A neurosurgeon specializes in the diagnosis and surgical treatment of disorders of the central and peripheral nervous systems, including congenital anomalies, trauma, tumors, vascular disorders, and infections There are a number of ways to become a neurosurgeon, including surgical training in the brain or spine, stroke, or degenerative diseases of the spine.
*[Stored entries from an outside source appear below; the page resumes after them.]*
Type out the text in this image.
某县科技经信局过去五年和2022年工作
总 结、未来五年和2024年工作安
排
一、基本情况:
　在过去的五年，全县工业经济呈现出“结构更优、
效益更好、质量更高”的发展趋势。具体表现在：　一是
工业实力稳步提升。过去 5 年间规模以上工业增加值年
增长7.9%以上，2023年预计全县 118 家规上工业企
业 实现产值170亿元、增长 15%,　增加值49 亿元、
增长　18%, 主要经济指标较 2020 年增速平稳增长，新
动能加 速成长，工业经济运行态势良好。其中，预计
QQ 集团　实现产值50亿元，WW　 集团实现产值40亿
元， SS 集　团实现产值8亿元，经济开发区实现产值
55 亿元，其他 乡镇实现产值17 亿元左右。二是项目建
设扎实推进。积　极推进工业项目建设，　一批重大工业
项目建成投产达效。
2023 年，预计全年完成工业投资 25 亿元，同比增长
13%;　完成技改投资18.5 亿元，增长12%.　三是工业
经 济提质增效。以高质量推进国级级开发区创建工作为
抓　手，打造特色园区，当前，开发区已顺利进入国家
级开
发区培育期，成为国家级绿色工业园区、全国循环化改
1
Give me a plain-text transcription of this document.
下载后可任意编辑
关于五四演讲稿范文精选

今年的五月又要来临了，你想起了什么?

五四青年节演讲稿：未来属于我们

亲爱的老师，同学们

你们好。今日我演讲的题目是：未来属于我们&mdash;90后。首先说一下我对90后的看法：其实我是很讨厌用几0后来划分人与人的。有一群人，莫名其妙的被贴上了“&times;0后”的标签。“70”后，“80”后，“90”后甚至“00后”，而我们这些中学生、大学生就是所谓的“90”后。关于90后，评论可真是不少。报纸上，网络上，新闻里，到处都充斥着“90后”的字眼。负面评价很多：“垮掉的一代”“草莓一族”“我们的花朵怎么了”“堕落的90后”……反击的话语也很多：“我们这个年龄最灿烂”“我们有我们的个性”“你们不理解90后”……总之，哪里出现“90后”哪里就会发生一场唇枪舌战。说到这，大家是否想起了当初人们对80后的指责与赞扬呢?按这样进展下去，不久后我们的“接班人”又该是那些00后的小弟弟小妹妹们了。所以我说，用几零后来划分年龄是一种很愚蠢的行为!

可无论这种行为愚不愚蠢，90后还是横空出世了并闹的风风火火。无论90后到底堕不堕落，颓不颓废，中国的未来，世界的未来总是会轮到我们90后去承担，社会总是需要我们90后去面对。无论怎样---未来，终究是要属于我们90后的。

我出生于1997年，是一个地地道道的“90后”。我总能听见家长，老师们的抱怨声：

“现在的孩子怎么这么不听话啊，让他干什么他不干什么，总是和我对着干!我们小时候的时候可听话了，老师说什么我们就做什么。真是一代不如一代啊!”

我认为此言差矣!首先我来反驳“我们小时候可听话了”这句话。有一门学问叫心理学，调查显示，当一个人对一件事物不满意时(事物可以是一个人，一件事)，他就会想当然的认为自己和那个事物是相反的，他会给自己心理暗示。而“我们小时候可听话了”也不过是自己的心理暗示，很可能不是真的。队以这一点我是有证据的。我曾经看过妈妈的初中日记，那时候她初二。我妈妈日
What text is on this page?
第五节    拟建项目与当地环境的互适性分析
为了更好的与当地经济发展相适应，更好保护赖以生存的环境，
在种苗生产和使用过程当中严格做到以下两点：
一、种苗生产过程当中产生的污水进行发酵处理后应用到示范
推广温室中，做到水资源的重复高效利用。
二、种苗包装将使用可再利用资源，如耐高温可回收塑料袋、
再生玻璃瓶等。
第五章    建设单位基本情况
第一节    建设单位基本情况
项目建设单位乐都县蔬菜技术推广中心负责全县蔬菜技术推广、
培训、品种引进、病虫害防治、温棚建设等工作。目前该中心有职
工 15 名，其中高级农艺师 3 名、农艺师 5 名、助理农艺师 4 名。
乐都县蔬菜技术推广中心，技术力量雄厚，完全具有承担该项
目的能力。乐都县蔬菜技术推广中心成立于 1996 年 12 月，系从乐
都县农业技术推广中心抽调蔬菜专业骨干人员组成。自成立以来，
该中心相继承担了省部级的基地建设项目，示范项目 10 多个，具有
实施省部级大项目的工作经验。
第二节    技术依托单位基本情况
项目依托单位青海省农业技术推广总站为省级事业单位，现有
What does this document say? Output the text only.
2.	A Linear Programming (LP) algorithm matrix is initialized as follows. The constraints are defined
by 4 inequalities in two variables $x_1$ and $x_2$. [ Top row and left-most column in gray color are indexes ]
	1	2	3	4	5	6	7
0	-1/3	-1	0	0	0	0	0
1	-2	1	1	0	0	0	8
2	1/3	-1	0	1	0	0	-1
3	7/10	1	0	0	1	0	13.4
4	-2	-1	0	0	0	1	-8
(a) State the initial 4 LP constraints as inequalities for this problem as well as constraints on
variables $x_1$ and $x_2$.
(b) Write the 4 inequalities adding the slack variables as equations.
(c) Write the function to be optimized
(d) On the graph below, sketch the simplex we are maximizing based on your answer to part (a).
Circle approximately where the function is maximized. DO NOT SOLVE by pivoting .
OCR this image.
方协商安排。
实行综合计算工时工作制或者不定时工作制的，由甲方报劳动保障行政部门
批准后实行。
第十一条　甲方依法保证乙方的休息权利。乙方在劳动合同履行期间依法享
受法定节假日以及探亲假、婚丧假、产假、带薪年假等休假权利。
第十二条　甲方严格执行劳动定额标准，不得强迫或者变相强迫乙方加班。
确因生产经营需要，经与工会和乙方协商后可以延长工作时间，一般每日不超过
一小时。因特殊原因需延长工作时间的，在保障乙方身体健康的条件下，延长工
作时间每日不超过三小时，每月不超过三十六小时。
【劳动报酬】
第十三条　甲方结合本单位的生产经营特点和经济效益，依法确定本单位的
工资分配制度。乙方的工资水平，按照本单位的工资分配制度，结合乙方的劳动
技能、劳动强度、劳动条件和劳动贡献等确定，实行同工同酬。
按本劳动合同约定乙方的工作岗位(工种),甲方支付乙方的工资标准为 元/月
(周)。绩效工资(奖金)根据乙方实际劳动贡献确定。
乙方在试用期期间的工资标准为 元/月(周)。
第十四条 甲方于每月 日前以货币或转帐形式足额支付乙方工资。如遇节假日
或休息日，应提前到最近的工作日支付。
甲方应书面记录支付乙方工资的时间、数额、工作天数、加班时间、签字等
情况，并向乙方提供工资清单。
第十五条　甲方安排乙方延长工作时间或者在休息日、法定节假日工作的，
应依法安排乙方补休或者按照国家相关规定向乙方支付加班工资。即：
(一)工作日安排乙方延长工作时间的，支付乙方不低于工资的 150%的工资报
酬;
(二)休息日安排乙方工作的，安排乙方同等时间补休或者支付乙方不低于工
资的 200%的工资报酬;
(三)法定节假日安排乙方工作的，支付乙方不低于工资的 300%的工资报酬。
- University or college premedical education for four years
- Four years of medical school resulting in an M.D. or D.O. degree
- One year internship in general surgery
- Five to seven years in a neurosurgery residency program
- Some neurosurgeons complete a fellowship after residency to specialize in a particular area
- Continuing education — annual meetings, conferences, scientific journals, research — to keep up with advances made in the complex field of neurosurgery
The Central Nervous System and the Peripheral Nervous System
- Nerves and cells of the nervous system transmit messages between the brain and spinal cord, as well as to various body parts, including the sensory organs, arms, hands, legs, and feet.
How Do Neurologists Work?
There are several types of neurological disorders that neurologists treat including stroke, multiple sclerosis, Parkinson’s disease, Alzheimer’s disease, Lou Gehrig’s disease, epilepsy, headache disorders, and infections of the brain and peripheral nervous system.The neurosurgeon performs surgery, while the neurosurgeon works closely with neurologists.
How Does Neuromedicine Work?
Neuromedicine describes a practice at Highland Hospital where neurosurgeons, neurologists, and other medical professionals work together to provide comprehensive inpatient care for patients with complex neurological disorders.